The pipeline for synthesizing acoustic speech from neural signals involved three recurrent neural networks (RNNs) to identify and buffer speech-related neural activity, transform neural activity sequences into an intermediate acoustic representation, and recover the acoustic waveform using a vocoder. The RNNs were trained to detect neural voice activity and map high-gamma features onto cepstral and pitch parameters, which were then converted into acoustic speech signals. Statistical analyses, including Pearson correlation coefficients and permutation tests, validated the accuracy and reliability of the synthesized speech.

Results and discussion

The speech-synthesis BCI could effectively recreate the participant's speech during online decoding sessions. The synthesized speech was found to align well with the natural speech in timing, preserving important speech features, including phoneme and formant-specific information (correlation score 0.67). Across three sessions, about five and a half months after training, the system was found to continue to perform consistently.

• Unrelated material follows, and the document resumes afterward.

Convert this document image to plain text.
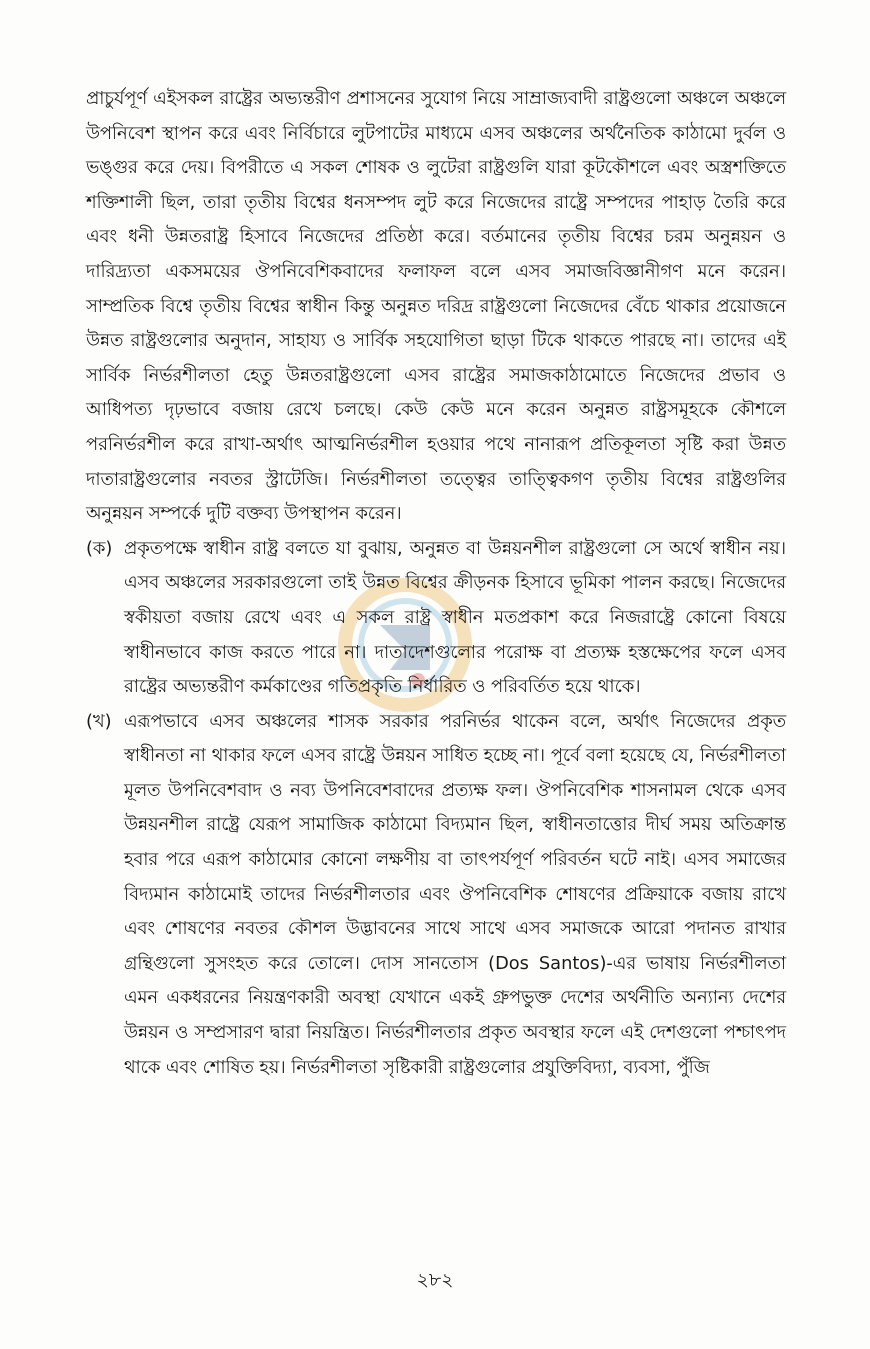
প্রাচুর্যপূর্ণ এইসকল রাষ্ট্রের অভ্যন্তরীণ প্রশাসনের সুযোগ নিয়ে সাম্রাজ্যবাদী রাষ্ট্রগুলো অঞ্চলে অঞ্চলে উপনিবেশ স্থাপন করে এবং নির্বিচারে লুটপাটের মাধ্যমে এসব অঞ্চলের অর্থনৈতিক কাঠামো দুর্বল ও ভঙ্গুর করে দেয়। বিপরীতে এ সকল শোষক ও লুটেরা রাষ্ট্রগুলি যারা কূটকৌশলে এবং অস্ত্রশক্তিতে শক্তিশালী ছিল, তারা তৃতীয় বিশ্বের ধনসম্পদ লুট করে নিজেদের রাষ্ট্রে সম্পদের পাহাড় তৈরি করে এবং ধনী উন্নতরাষ্ট্র হিসাবে নিজেদের প্রতিষ্ঠা করে। বর্তমানের তৃতীয় বিশ্বের চরম অনুন্নয়ন ও দারিদ্র্যতা একসময়ের ঔপনিবেশিকবাদের ফলাফল বলে এসব সমাজবিজ্ঞানীগণ মনে করেন। সাম্প্রতিক বিশ্বে তৃতীয় বিশ্বের স্বাধীন কিন্তু অনুন্নত দরিদ্র রাষ্ট্রগুলো নিজেদের বেঁচে থাকার প্রয়োজনে উন্নত রাষ্ট্রগুলোর অনুদান, সাহায্য ও সার্বিক সহযোগিতা ছাড়া টিকে থাকতে পারছে না। তাদের এই সার্বিক নির্ভরশীলতা হেতু উন্নতরাষ্ট্রগুলো এসব রাষ্ট্রের সমাজকাঠামোতে নিজেদের প্রভাব ও আধিপত্য দৃঢ়ভাবে বজায় রেখে চলছে। কেউ কেউ মনে করেন অনুন্নত রাষ্ট্রসমূহকে কৌশলে পরনির্ভরশীল করে রাখা-অর্থাৎ আত্মনির্ভরশীল হওয়ার পথে নানারূপ প্রতিকূলতা সৃষ্টি করা উন্নত দাতারাষ্ট্রগুলোর নবতর স্ট্রাটেজি। নির্ভরশীলতা তত্ত্বের তাত্ত্বিকগণ তৃতীয় বিশ্বের রাষ্ট্রগুলির অনুন্নয়ন সম্পর্কে দুটি বক্তব্য উপস্থাপন করেন।

(ক) প্রকৃতপক্ষে স্বাধীন রাষ্ট্র বলতে যা বুঝায়, অনুন্নত বা উন্নয়নশীল রাষ্ট্রগুলো সে অর্থে স্বাধীন নয়। এসব অঞ্চলের সরকারগুলো তাই উন্নত বিশ্বের ক্রীড়নক হিসাবে ভূমিকা পালন করছে। নিজেদের স্বকীয়তা বজায় রেখে এবং এ সকল রাষ্ট্র স্বাধীন মতপ্রকাশ করে নিজরাষ্ট্রে কোনো বিষয়ে স্বাধীনভাবে কাজ করতে পারে না। দাতাদেশগুলোর পরোক্ষ বা প্রত্যক্ষ হস্তক্ষেপের ফলে এসব রাষ্ট্রের অভ্যন্তরীণ কর্মকাণ্ডের গতিপ্রকৃতি নির্ধারিত ও পরিবর্তিত হয়ে থাকে।
(খ) এরূপভাবে এসব অঞ্চলের শাসক সরকার পরনির্ভর থাকেন বলে, অর্থাৎ নিজেদের প্রকৃত স্বাধীনতা না থাকার ফলে এসব রাষ্ট্রে উন্নয়ন সাধিত হচ্ছে না। পূর্বে বলা হয়েছে যে, নির্ভরশীলতা মূলত উপনিবেশবাদ ও নব্য উপনিবেশবাদের প্রত্যক্ষ ফল। ঔপনিবেশিক শাসনামল থেকে এসব উন্নয়নশীল রাষ্ট্রে যেরূপ সামাজিক কাঠামো বিদ্যমান ছিল, স্বাধীনতাত্তোর দীর্ঘ সময় অতিক্রান্ত হবার পরে এরূপ কাঠামোর কোনো লক্ষণীয় বা তাৎপর্যপূর্ণ পরিবর্তন ঘটে নাই। এসব সমাজের বিদ্যমান কাঠামোই তাদের নির্ভরশীলতার এবং ঔপনিবেশিক শোষণের প্রক্রিয়াকে বজায় রাখে এবং শোষণের নবতর কৌশল উদ্ভাবনের সাথে সাথে এসব সমাজকে আরো পদানত রাখার গ্রন্থিগুলো সুসংহত করে তোলে। দোস সানতোস (Dos Santos)-এর ভাষায় নির্ভরশীলতা এমন একধরনের নিয়ন্ত্রণকারী অবস্থা যেখানে একই গ্রুপভুক্ত দেশের অর্থনীতি অন্যান্য দেশের উন্নয়ন ও সম্প্রসারণ দ্বারা নিয়ন্ত্রিত। নির্ভরশীলতার প্রকৃত অবস্থার ফলে এই দেশগুলো পশ্চাৎপদ থাকে এবং শোষিত হয়। নির্ভরশীলতা সৃষ্টিকারী রাষ্ট্রগুলোর প্রযুক্তিবিদ্যা, ব্যবসা, পুঁজি
২৮২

In listening tests with 21 native English speakers, synthesized words were correctly identified with 80% accuracy, except for occasional confusion between similar words like "Back" and "Left." Individual listener accuracy ranged from 75% to 84%. The synthesized words, designed for intuitive command and control, demonstrated promising intelligibility despite some challenges in discriminating similar words. In contrast, listeners recognized most of the samples of the participant's natural speech with high accuracy (99.8%).

Further analysis identified the brain areas important for recognizing speech segments. It was found that a wide network of electrodes in motor, premotor, and somatosensory cortices played a significant role, while the dorsal laryngeal area, the part of the brain linked to voice activity, only had a mild impact on speech recognition. The study showed that neural activity during speech planning and phonological processing was crucial for predicting speech onset. Interestingly, relevance scores over time prior to predicted speech onset showed a decline after -200 ms, possibly indicating that voice activity information was already stored in the model's memory by that point, reducing the effect of further neural activity changes. Overall, the analysis shed light on spatiotemporal dynamics underlying the model's speech-identification process.

Conclusion

In conclusion, the present study highlights the potential for chronically implanted BCI technology to provide a means of communication for individuals with ALS and similar conditions as their speech deteriorates. The stability of the model encourages the use of ECoG as a foundation for speech BCIs. The study offers hope for improved quality of life and autonomy for those living with conditions like ALS.